几人就这么干坐着,也没人进来奉茶,甚至素樱自迎了贺太后出来之后也避嫌退到了院子里。
前后也就说了这么两句话。
但秦照与沈阅这事儿却算是交代清楚了。
贺太后特别干脆的直接道:“你们的孝心哀家知晓的,哀家这里也一切无恙,不必惦念。”
这,便是个变相的逐客令了。
本来就是十几年连面都不见一次的所谓母子,想要亲近不生疏都难。
秦照虽然略显迟疑了一下,但也并未坚持什么。
皇帝和柳皇后也自座位上起身,大家一起行礼告退。
走之前,皇帝张了张嘴,似乎想说什么,只是不知道为什么,看了贺太后一眼,却是欲言又止。
正待一行人将来离开时,却是贺太后再次开了口。
她说:“皇帝,你留一下,哀家与你再说两句话。
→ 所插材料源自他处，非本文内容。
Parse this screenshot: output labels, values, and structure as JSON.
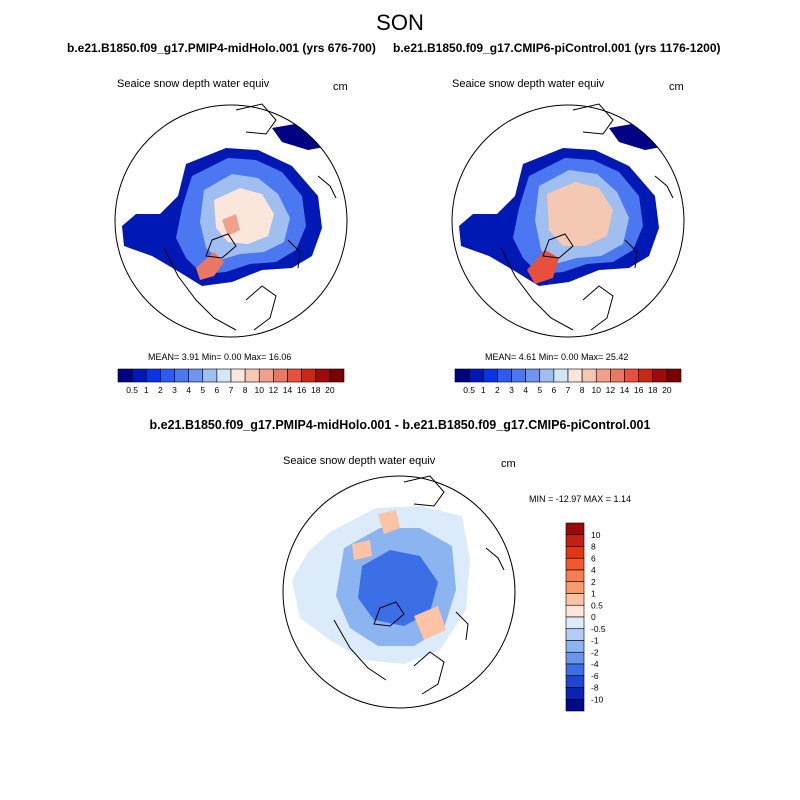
{
  "figure": {
    "season": "SON",
    "left_header": "b.e21.B1850.f09_g17.PMIP4-midHolo.001 (yrs 676-700)",
    "right_header": "b.e21.B1850.f09_g17.CMIP6-piControl.001 (yrs 1176-1200)",
    "diff_header": "b.e21.B1850.f09_g17.PMIP4-midHolo.001 - b.e21.B1850.f09_g17.CMIP6-piControl.001",
    "variable_label": "Seaice snow depth water equiv",
    "unit": "cm"
  },
  "panels": {
    "left": {
      "stats": "MEAN=   3.91  Min=    0.00  Max=  16.06"
    },
    "right": {
      "stats": "MEAN=   4.61  Min=    0.00  Max=  25.42"
    },
    "diff": {
      "minmax": "MIN = -12.97 MAX =   1.14"
    }
  },
  "chart_data": [
    {
      "type": "heatmap",
      "projection": "north-polar-stereographic",
      "title": "Seaice snow depth water equiv",
      "case": "b.e21.B1850.f09_g17.PMIP4-midHolo.001 (yrs 676-700)",
      "units": "cm",
      "mean": 3.91,
      "min": 0.0,
      "max": 16.06,
      "colorbar_levels": [
        "0.5",
        "1",
        "2",
        "3",
        "4",
        "5",
        "6",
        "7",
        "8",
        "10",
        "12",
        "14",
        "16",
        "18",
        "20"
      ],
      "colorbar_colors": [
        "#000082",
        "#0019b4",
        "#0a32e6",
        "#2d5af0",
        "#4b78f0",
        "#6e96f0",
        "#a0bef0",
        "#d2e6f5",
        "#fbe6dc",
        "#f5c8b4",
        "#f0a08c",
        "#eb7864",
        "#e6503c",
        "#c82814",
        "#a00a0a",
        "#780000"
      ]
    },
    {
      "type": "heatmap",
      "projection": "north-polar-stereographic",
      "title": "Seaice snow depth water equiv",
      "case": "b.e21.B1850.f09_g17.CMIP6-piControl.001 (yrs 1176-1200)",
      "units": "cm",
      "mean": 4.61,
      "min": 0.0,
      "max": 25.42,
      "colorbar_levels": [
        "0.5",
        "1",
        "2",
        "3",
        "4",
        "5",
        "6",
        "7",
        "8",
        "10",
        "12",
        "14",
        "16",
        "18",
        "20"
      ],
      "colorbar_colors": [
        "#000082",
        "#0019b4",
        "#0a32e6",
        "#2d5af0",
        "#4b78f0",
        "#6e96f0",
        "#a0bef0",
        "#d2e6f5",
        "#fbe6dc",
        "#f5c8b4",
        "#f0a08c",
        "#eb7864",
        "#e6503c",
        "#c82814",
        "#a00a0a",
        "#780000"
      ]
    },
    {
      "type": "heatmap",
      "projection": "north-polar-stereographic",
      "title": "Seaice snow depth water equiv",
      "case": "b.e21.B1850.f09_g17.PMIP4-midHolo.001 - b.e21.B1850.f09_g17.CMIP6-piControl.001",
      "units": "cm",
      "min": -12.97,
      "max": 1.14,
      "colorbar_levels": [
        "10",
        "8",
        "6",
        "4",
        "2",
        "1",
        "0.5",
        "0",
        "-0.5",
        "-1",
        "-2",
        "-4",
        "-6",
        "-8",
        "-10"
      ],
      "colorbar_colors": [
        "#9b0a0a",
        "#c31e0f",
        "#e1370f",
        "#f05a2d",
        "#f57d50",
        "#fa9b6e",
        "#fcc3a5",
        "#fde6d7",
        "#dcebfa",
        "#b4cdf5",
        "#8cb4f0",
        "#6996eb",
        "#3c6ee6",
        "#1e46d2",
        "#0a23b4",
        "#000a8c"
      ]
    }
  ]
}
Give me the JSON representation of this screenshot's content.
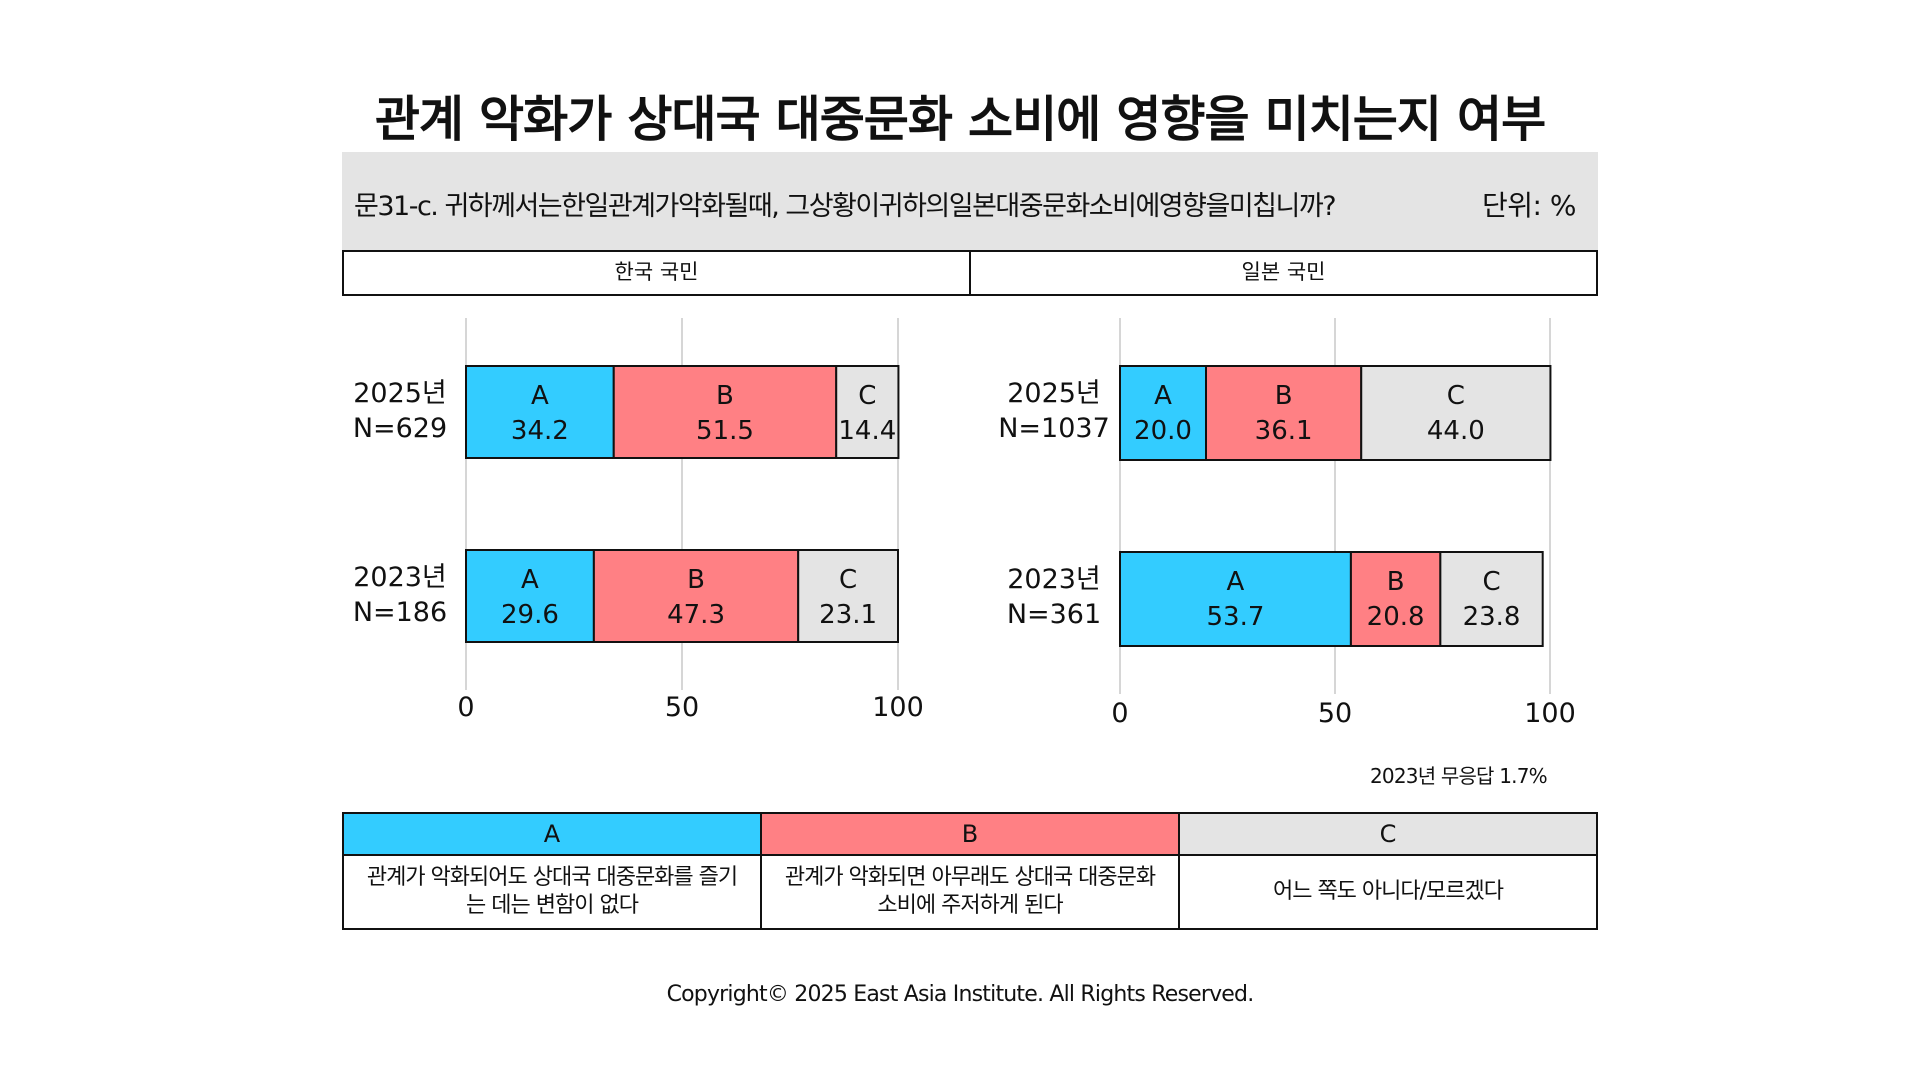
{
  "title": "관계 악화가 상대국 대중문화 소비에 영향을 미치는지 여부",
  "question": "문31-c. 귀하께서는한일관계가악화될때, 그상황이귀하의일본대중문화소비에영향을미칩니까?",
  "unit": "단위: %",
  "note": "2023년 무응답 1.7%",
  "copyright": "Copyright© 2025 East Asia Institute. All Rights Reserved.",
  "colors": {
    "A": "#33ccff",
    "B": "#ff8084",
    "C": "#e4e4e4"
  },
  "legend": [
    {
      "key": "A",
      "desc": "관계가 악화되어도 상대국 대중문화를 즐기는 데는 변함이 없다"
    },
    {
      "key": "B",
      "desc": "관계가 악화되면 아무래도 상대국 대중문화 소비에 주저하게 된다"
    },
    {
      "key": "C",
      "desc": "어느 쪽도 아니다/모르겠다"
    }
  ],
  "chart_data": [
    {
      "type": "bar",
      "orientation": "horizontal",
      "stacked": true,
      "panel": "한국 국민",
      "categories": [
        {
          "year": "2025년",
          "n": "N=629"
        },
        {
          "year": "2023년",
          "n": "N=186"
        }
      ],
      "series": [
        {
          "name": "A",
          "values": [
            34.2,
            29.6
          ]
        },
        {
          "name": "B",
          "values": [
            51.5,
            47.3
          ]
        },
        {
          "name": "C",
          "values": [
            14.4,
            23.1
          ]
        }
      ],
      "xlim": [
        0,
        100
      ],
      "xticks": [
        0,
        50,
        100
      ]
    },
    {
      "type": "bar",
      "orientation": "horizontal",
      "stacked": true,
      "panel": "일본 국민",
      "categories": [
        {
          "year": "2025년",
          "n": "N=1037"
        },
        {
          "year": "2023년",
          "n": "N=361"
        }
      ],
      "series": [
        {
          "name": "A",
          "values": [
            20.0,
            53.7
          ]
        },
        {
          "name": "B",
          "values": [
            36.1,
            20.8
          ]
        },
        {
          "name": "C",
          "values": [
            44.0,
            23.8
          ]
        }
      ],
      "xlim": [
        0,
        100
      ],
      "xticks": [
        0,
        50,
        100
      ]
    }
  ]
}
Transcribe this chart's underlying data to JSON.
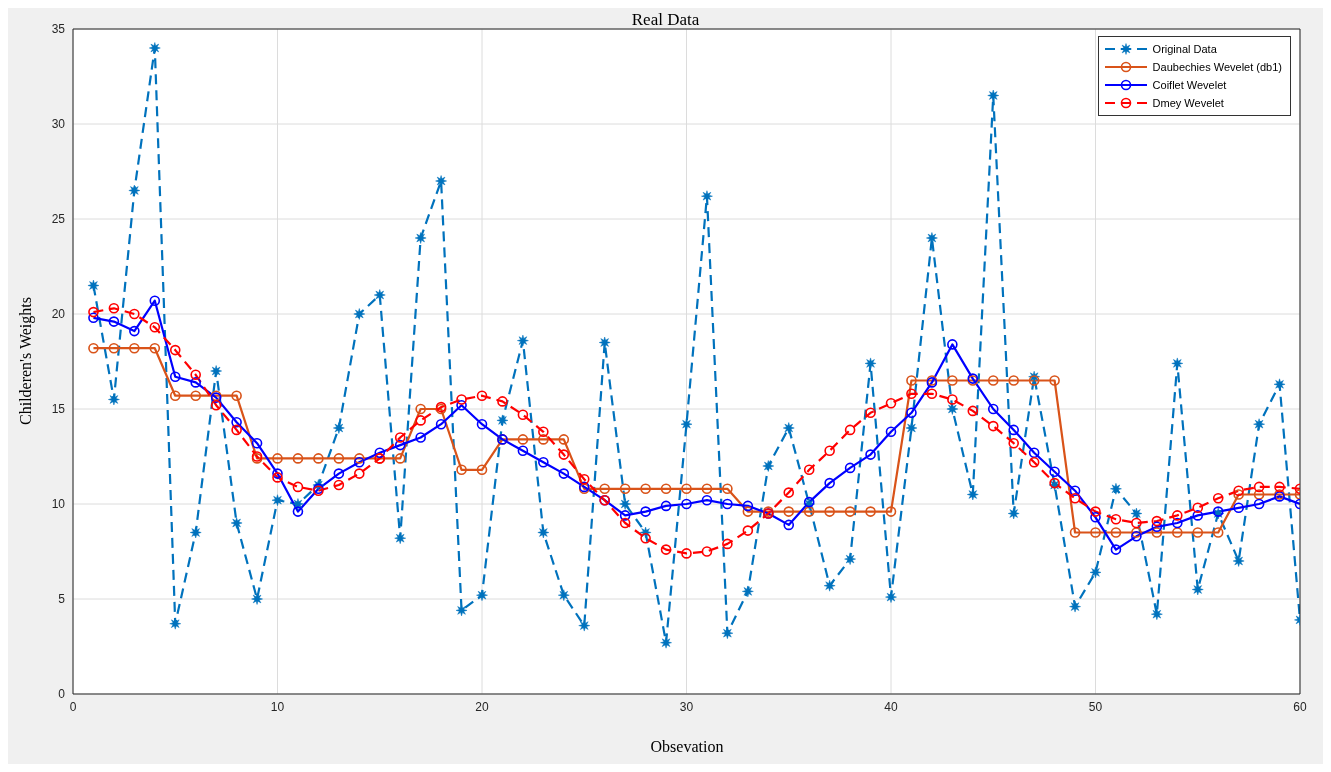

”
皇帝肉眼可见的露出了几分紧张,下意识的更加挺直了身体。
沈阅转头去看秦照。
却见秦照神色淡淡,似乎并未介意什么。
他只是垂眸冲她露出个安抚的笑容,然后牵着她手,直接走了出去。
柳皇后当年就怵她这个强势的婆婆,本以为她在这里关了十多年,怎么也该磋磨的没了锋芒,谁曾想这次一见面对方给她的压迫感反而比当年更盛。
尤其这座长宁宫里的氛围,更是压得人心慌。
是以,她也是面有忧色瞧了皇帝一眼,然后便先行离开了。
三人先后出了长宁宫大门,秦绪还等在外面。
他先是看见了穿着同色衣裳牵着手走在一起的秦照与沈阅,本来就阴暗的眸中立刻浮现一丝锋利的冷意。
之后,他径直迎向了柳皇后扶她:“怎么父皇没出来?”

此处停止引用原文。